Absence of ocular proof is no reason to believe that the cancer isn’t there; on the contrary, absence multiplies the paranoid suspicion of its lurking presence, as Othello well knew. And so it was back to Sydney for another Positron Emission Tomography, or PET for short.

However, it's neither a pet nor is it short, so before I entered that lead-lined room where they would give me that radioactive injection which would then need to course (or curse, depending on your point of view) through my veins for a whole hour before they put me through that 'Tunnel of Love' for another thirty minutes, I thought I'd better grab Jerome K. Jerome's book "Three Men in a Boat" to while away the time.

The nurse who was about to stick that canulla into my vein - in vain at first as the vein in my arm kept collapsing long before I did - forbade me to occupy my brain with a slow re-read of something as innocent as "Three Men in a Boat" despite my assurances that it was not D.H. Lawrence's "Lady Chatterley's Lover".

Lying there and starring with vacuous eyes at the lead-lined walls, I was uplifted to detect a small notice on the wall which read - inter alia, as you Latin scholars would say -, "We scan many patients; each time staff come into contact with a patient who has been injected for a scan, they are exposed to radiation ..." What an old-fashioned and beautifully correct use of a semicolon, that little break midway between the quick skip of a comma and the patient pause of a full-stop!

The lead-lining may stop radiation but not noise from coming through the walls and so I was forced to eavesdrop on an octogenarian's mobile phone conversation in the adjoining injecting room - I never saw him but knew his age because we had to identify ourselves constantly to the incoming attendants by name and date of birth. "Too much information!" I felt like screaming as his fruity language excited me more than even D.H. Lawrence would've done.

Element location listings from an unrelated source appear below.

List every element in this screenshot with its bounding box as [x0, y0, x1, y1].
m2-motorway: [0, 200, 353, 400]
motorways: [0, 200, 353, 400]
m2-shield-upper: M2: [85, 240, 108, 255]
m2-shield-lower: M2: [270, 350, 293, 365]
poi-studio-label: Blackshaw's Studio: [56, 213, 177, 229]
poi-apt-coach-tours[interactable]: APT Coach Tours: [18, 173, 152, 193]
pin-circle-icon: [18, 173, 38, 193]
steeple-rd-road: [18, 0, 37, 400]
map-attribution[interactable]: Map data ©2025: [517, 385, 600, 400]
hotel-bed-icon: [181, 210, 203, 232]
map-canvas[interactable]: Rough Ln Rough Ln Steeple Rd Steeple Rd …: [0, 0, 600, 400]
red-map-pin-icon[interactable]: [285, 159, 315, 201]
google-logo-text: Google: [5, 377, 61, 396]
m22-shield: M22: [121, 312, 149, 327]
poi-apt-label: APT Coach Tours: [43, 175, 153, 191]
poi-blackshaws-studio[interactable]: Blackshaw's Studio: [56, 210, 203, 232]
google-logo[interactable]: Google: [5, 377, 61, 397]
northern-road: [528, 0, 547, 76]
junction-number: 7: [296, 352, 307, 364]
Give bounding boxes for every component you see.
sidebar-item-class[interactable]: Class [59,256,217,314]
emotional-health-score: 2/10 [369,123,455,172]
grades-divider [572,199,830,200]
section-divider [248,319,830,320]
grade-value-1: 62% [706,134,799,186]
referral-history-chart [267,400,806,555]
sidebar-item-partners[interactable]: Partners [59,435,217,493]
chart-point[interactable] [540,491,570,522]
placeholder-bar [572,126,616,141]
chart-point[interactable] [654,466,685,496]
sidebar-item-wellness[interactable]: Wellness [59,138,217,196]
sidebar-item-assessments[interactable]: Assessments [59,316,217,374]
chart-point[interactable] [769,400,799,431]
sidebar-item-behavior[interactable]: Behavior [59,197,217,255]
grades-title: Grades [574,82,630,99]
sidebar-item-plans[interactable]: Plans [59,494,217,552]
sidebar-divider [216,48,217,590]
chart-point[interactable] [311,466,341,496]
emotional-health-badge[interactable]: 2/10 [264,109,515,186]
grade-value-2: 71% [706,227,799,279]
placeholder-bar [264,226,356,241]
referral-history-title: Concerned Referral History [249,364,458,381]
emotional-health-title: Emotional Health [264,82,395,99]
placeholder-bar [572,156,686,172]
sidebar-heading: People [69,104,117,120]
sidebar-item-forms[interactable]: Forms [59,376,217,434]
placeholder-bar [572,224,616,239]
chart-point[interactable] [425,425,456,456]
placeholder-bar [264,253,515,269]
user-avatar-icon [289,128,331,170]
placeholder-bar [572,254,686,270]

And what about allowing a mobile phone but not "Three Men in a Boat"?

An hour later I was commanded to empty my bladder in a room marked "Patient's Toilet" - what? do they only have one patient? what a letdown after that lovely semicolon! - before being shuttled back and forth for another thirty minutes in that claustrophobia-causing "Tunnel of Love".

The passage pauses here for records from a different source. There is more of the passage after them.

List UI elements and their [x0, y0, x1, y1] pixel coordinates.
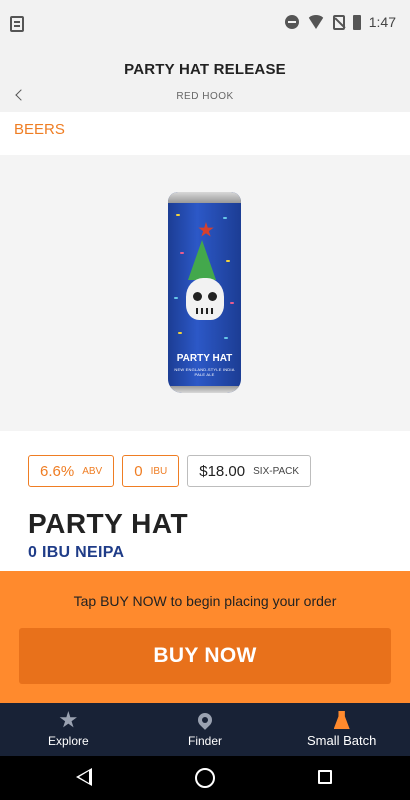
wifi-icon [306, 15, 325, 29]
beer-stats: 6.6% ABV 0 IBU $18.00 SIX-PACK [28, 455, 312, 487]
battery-icon [352, 14, 361, 30]
abv-label: ABV [82, 465, 103, 477]
skull-eye [208, 292, 217, 301]
beer-can-image: PARTY HAT NEW ENGLAND-STYLE INDIA PALE A… [168, 192, 241, 393]
confetti [180, 252, 184, 254]
price-value: $18.00 [199, 462, 246, 480]
ibu-badge: 0 IBU [122, 455, 180, 487]
beer-style: 0 IBU NEIPA [28, 544, 125, 561]
home-icon[interactable] [195, 768, 215, 788]
beers-link[interactable]: BEERS [14, 121, 65, 138]
buy-instructions: Tap BUY NOW to begin placing your order [73, 593, 337, 609]
star-icon [59, 711, 77, 728]
confetti [223, 217, 227, 219]
skull-graphic [186, 278, 224, 320]
page-header: PARTY HAT RELEASE RED HOOK [0, 48, 410, 112]
brand-star-logo [198, 222, 214, 237]
confetti [176, 214, 180, 216]
no-sim-icon [332, 14, 345, 30]
confetti [226, 260, 230, 262]
ibu-label: IBU [150, 465, 168, 477]
buy-panel: Tap BUY NOW to begin placing your order … [0, 571, 410, 703]
status-time: 1:47 [368, 14, 396, 30]
beer-image: PARTY HAT NEW ENGLAND-STYLE INDIA PALE A… [0, 155, 410, 431]
pin-icon [195, 710, 215, 730]
price-label: SIX-PACK [253, 465, 300, 477]
ibu-value: 0 [134, 462, 143, 480]
status-icons: 1:47 [284, 14, 396, 30]
do-not-disturb-icon [284, 15, 299, 29]
can-label-style: NEW ENGLAND-STYLE INDIA PALE ALE [174, 367, 235, 377]
confetti [178, 332, 182, 334]
tab-finder[interactable]: Finder [137, 703, 274, 756]
confetti [174, 297, 178, 299]
skull-eye [193, 292, 202, 301]
party-hat-graphic [188, 240, 216, 280]
flask-icon [333, 711, 350, 729]
can-lid [168, 192, 241, 203]
tab-label: Small Batch [306, 733, 377, 748]
tab-label: Explore [47, 734, 89, 748]
tab-small-batch[interactable]: Small Batch [273, 703, 410, 756]
status-bar: 1:47 [0, 0, 410, 48]
abv-value: 6.6% [40, 462, 75, 480]
abv-badge: 6.6% ABV [28, 455, 115, 487]
confetti [230, 302, 234, 304]
tab-explore[interactable]: Explore [0, 703, 137, 756]
system-navigation-bar [0, 756, 410, 800]
confetti [224, 337, 228, 339]
back-icon[interactable] [76, 768, 92, 786]
page-title: PARTY HAT RELEASE [124, 61, 286, 78]
skull-teeth [196, 308, 214, 314]
can-base [168, 386, 241, 393]
can-label-name: PARTY HAT [176, 353, 233, 364]
page-subtitle: RED HOOK [176, 91, 234, 102]
buy-now-button[interactable]: BUY NOW [19, 628, 391, 684]
tab-label: Finder [188, 734, 223, 748]
notification-icon [10, 16, 24, 32]
tab-bar: Explore Finder Small Batch [0, 703, 410, 756]
beer-name: PARTY HAT [28, 508, 189, 539]
price-badge: $18.00 SIX-PACK [187, 455, 312, 487]
recent-apps-icon[interactable] [318, 770, 332, 784]
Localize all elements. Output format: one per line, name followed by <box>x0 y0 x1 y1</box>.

The results of the scan were given to me on a stick. They were said to be negative which sounded absolutely positive. Happiness on a stick!

 

 

Maybe I've started reading Eugene O'Kelly's book too soon. Maybe I will live forever! So far so good!


Googlemap Riverbend

 

P.S. I am back at peaceful "Riverbend". Padma tells me she wants to visit her sister in Melbourne for a week. Why not make it two weeks and give me a holiday as well? She has booked the V/Line bus for Sunday after which "Riverbend" will be even more peaceful! Dulce Domum.